Vitamin D and calcium deficits predispose for multiple chronic diseases
There is evidence from both observational studies and clinical trials that calcium malnutrition and hypovitaminosis D are predisposing conditions for various common chronic diseases. In addition to skeletal disorders, calcium and vitamin D deficits increase the risk of ... multiple sclerosis), as well as of metabolic disorders... The aim of the present review was to provide improved understanding of the molecular and cellular processes by which deficits in calcium and vitamin D cause specific changes in cell and organ functions and thereby increase the risk for chronic diseases of different aetiology...
... attenuation of signal transduction from the ligand-activated vitamin D receptor and calcium-sensing receptor seems to be the prime mechanism by which calcium and vitamin D insufficiencies cause perturbation of cellular functions in bone, kidney, intestine, mammary and prostate glands, endocrine pancreas, vascular endothelium, and, importantly, in the immune system...
Magnesium Absorption: Mechanisms and the Influence of Vitamin D, Calcium and Phosphate1
...Pharmacological doses of vitamin D increase Mg absorption in both vitamin D-deficient and vitamin D-replete animals. A substantial amount of Mg absorption, however, occurs independent of vitamin D. In addition, vitamin D may reduce Mg retention through increases in urinary Mg excretion. Intestinal interactions between Mg and calcium or phosphate have been demonstrated in both humans and animals. The nature of these interactions cannot be readily explained by data currently available.

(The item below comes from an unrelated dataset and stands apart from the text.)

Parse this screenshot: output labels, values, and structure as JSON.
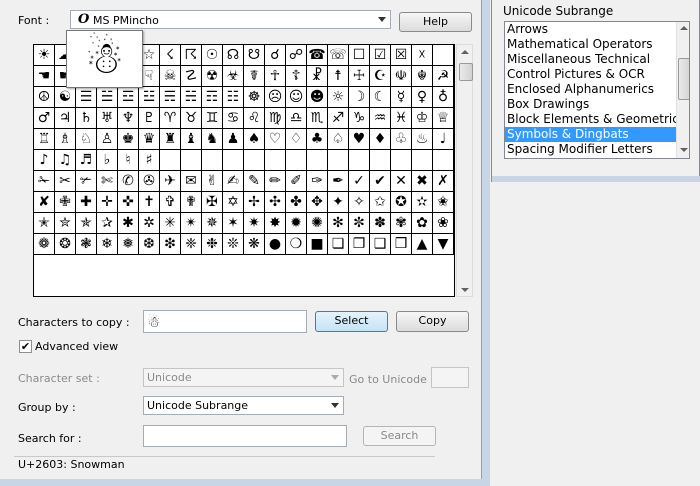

Vitamin D insufficiency and the blunted PTH response in established osteoporosis: the role of magnesium deficiency
Vitamin D insufficiency is common, however within individuals, not all manifest the biochemical effects of PTH excess. ... The mechanism underlying the blunted PTH response is unclear but may be related to magnesium (Mg) deficiency. ... All subjects, within the low vitamin D and low PTH group following the magnesium loading test had evidence of Mg depletion [mean(SD) retention 70.3%(12.5)] and showed an increase in calcium 0.06(0.01) mmol/l [95% CI 0.03, 0.09, p=0.007], together with a rise in PTH 13.3 ng/l (4.5) [95% CI 3.2, 23.4, p=0.016] compared to baseline. ... This study confirms that in patients with established osteoporosis, there is also a distinct group with a low vitamin D and a blunted PTH level and that Mg deficiency (as measured by the Mg loading test) is an important contributing factor.
Enhancement of vitamin D3 effect on bone metabolism in weanling rats orally administered zinc sulphate
Masayoshi Yamaguchi and Teruyuki Sakashita
Abstract. The interaction of vitamin D3 and zinc on bone metabolism was investigated in the femur of weanling rats. ... At a dose of 0.5 µg of vitamin D3 per 100 g, DNA content was at the control level. This level was increased about 2 times by simultaneous administration of zinc (1.0 mg/100 g). ... The present data suggest that the combination of vitamin D3 and zinc has a multiple effect on the stimulation of bone growth and mineralization in weanling rats, and that this effect is based on a stimulation of the DNA synthesis in bone cells.